Nouvelle secousse à la Silicon Valley ! Après la publication de documents du Département de la Justice américain provoquant une nouvelle marée de révélations sur Jeffrey Epstein (l’homme qui avait un carnet d’adresses plus épais qu’un manuel d’user stories), journalistes et enquêteurs se sont penchés sur des liens inattendus avec le haut du panier de la tech californienne.

Qu’est-ce qu’on y découvre ? D’abord, un certain David Stern, businessman à la réputation aussi transparente qu’une blockchain hackée, a tissé un réseau finement entortillé avec Epstein. Stern aurait tenté de lui vendre des investissements sur des startups électriques en pleine explosion comme Faraday Future, Lucid Motors ou Canoo. Imaginez-vous pitchant un fonds d’investissement, mais en choisissant pour interlocuteur non pas Mr. Silicon Valley, mais une figure controversée dont le passif social ferait pâlir Mark Zuckerberg devant le RGPD.

Parfois, les histoires de levées de fonds ressemblent plus à des épisodes de “Stranger Things” qu’à un cours de management.
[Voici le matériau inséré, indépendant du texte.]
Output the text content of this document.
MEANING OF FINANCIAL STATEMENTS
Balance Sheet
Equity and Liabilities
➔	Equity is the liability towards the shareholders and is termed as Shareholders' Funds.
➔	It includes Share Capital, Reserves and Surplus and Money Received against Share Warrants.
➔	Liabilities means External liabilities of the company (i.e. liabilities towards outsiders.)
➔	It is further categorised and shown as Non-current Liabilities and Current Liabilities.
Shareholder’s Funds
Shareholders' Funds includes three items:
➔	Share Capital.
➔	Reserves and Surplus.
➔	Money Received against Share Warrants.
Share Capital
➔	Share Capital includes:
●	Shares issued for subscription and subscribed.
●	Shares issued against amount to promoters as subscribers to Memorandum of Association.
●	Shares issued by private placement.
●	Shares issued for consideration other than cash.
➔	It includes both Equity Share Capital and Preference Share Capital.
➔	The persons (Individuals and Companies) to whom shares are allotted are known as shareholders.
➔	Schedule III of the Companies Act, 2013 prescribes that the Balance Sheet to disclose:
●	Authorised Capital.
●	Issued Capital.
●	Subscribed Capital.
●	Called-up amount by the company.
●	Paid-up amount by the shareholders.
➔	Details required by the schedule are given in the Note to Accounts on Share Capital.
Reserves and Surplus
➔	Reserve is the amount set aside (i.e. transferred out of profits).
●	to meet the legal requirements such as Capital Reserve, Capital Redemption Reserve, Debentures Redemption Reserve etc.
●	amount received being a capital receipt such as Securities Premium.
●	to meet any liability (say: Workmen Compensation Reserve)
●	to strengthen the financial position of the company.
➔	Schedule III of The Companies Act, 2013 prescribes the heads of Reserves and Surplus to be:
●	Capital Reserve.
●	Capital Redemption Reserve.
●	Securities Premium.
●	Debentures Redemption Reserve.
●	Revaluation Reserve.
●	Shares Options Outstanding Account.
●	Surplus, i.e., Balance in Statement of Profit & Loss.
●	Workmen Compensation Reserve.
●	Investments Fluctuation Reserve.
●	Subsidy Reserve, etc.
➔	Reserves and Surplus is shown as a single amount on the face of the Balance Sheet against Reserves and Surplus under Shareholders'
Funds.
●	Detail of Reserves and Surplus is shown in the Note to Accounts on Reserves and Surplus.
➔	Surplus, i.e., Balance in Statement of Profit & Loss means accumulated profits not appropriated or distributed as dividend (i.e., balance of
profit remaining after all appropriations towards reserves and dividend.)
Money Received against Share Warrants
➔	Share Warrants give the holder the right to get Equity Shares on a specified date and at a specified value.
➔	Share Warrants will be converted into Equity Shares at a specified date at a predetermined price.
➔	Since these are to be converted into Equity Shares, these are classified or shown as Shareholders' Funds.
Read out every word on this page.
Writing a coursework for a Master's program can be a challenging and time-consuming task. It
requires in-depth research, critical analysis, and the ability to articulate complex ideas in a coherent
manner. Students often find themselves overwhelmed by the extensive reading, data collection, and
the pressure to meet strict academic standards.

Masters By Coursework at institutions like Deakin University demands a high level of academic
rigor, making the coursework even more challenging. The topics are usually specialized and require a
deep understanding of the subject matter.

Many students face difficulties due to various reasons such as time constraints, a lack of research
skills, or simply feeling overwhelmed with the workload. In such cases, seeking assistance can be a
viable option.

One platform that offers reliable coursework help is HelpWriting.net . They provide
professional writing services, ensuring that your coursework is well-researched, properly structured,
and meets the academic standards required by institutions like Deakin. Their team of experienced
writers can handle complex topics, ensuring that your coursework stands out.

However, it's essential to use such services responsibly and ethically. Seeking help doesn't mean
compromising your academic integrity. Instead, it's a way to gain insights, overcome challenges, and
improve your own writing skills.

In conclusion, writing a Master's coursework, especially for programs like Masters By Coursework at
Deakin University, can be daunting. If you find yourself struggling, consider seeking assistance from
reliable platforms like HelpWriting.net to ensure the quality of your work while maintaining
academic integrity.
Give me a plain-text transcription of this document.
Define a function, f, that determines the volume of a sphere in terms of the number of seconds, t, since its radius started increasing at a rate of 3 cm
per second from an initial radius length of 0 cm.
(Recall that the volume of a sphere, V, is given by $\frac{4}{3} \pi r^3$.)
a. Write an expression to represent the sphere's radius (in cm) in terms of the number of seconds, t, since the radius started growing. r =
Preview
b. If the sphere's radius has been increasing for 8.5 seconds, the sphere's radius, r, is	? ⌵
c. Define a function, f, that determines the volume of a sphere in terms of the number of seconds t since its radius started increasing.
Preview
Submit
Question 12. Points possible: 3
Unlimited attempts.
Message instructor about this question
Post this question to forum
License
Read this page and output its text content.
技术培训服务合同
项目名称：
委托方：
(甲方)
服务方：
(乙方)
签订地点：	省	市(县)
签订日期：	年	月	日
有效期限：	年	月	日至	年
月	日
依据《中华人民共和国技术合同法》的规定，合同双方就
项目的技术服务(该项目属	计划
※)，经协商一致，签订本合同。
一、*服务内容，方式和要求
Stern avait-il des origines venues tout droit de la startup nation allemande, des connexions en Chine, et des accointances royales ? Oui, rien de trop improbable pour la Valley. Sa proximité supposée avec le prince Andrew ajoute au cocktail une dose de “House of Cards” version Netflix UK. Dans le cas de Canoo — startup aujourd’hui bonne pour la casse — jamais l’origine des fonds n’aura paru aussi mystérieuse : partez d’un magnat taïwanais, ajoutez le gendre d’un baron du Parti Communiste chinois, saupoudrez de Stern… secouez pour obtenir une intrigue que seuls les avocats pourraient savourer.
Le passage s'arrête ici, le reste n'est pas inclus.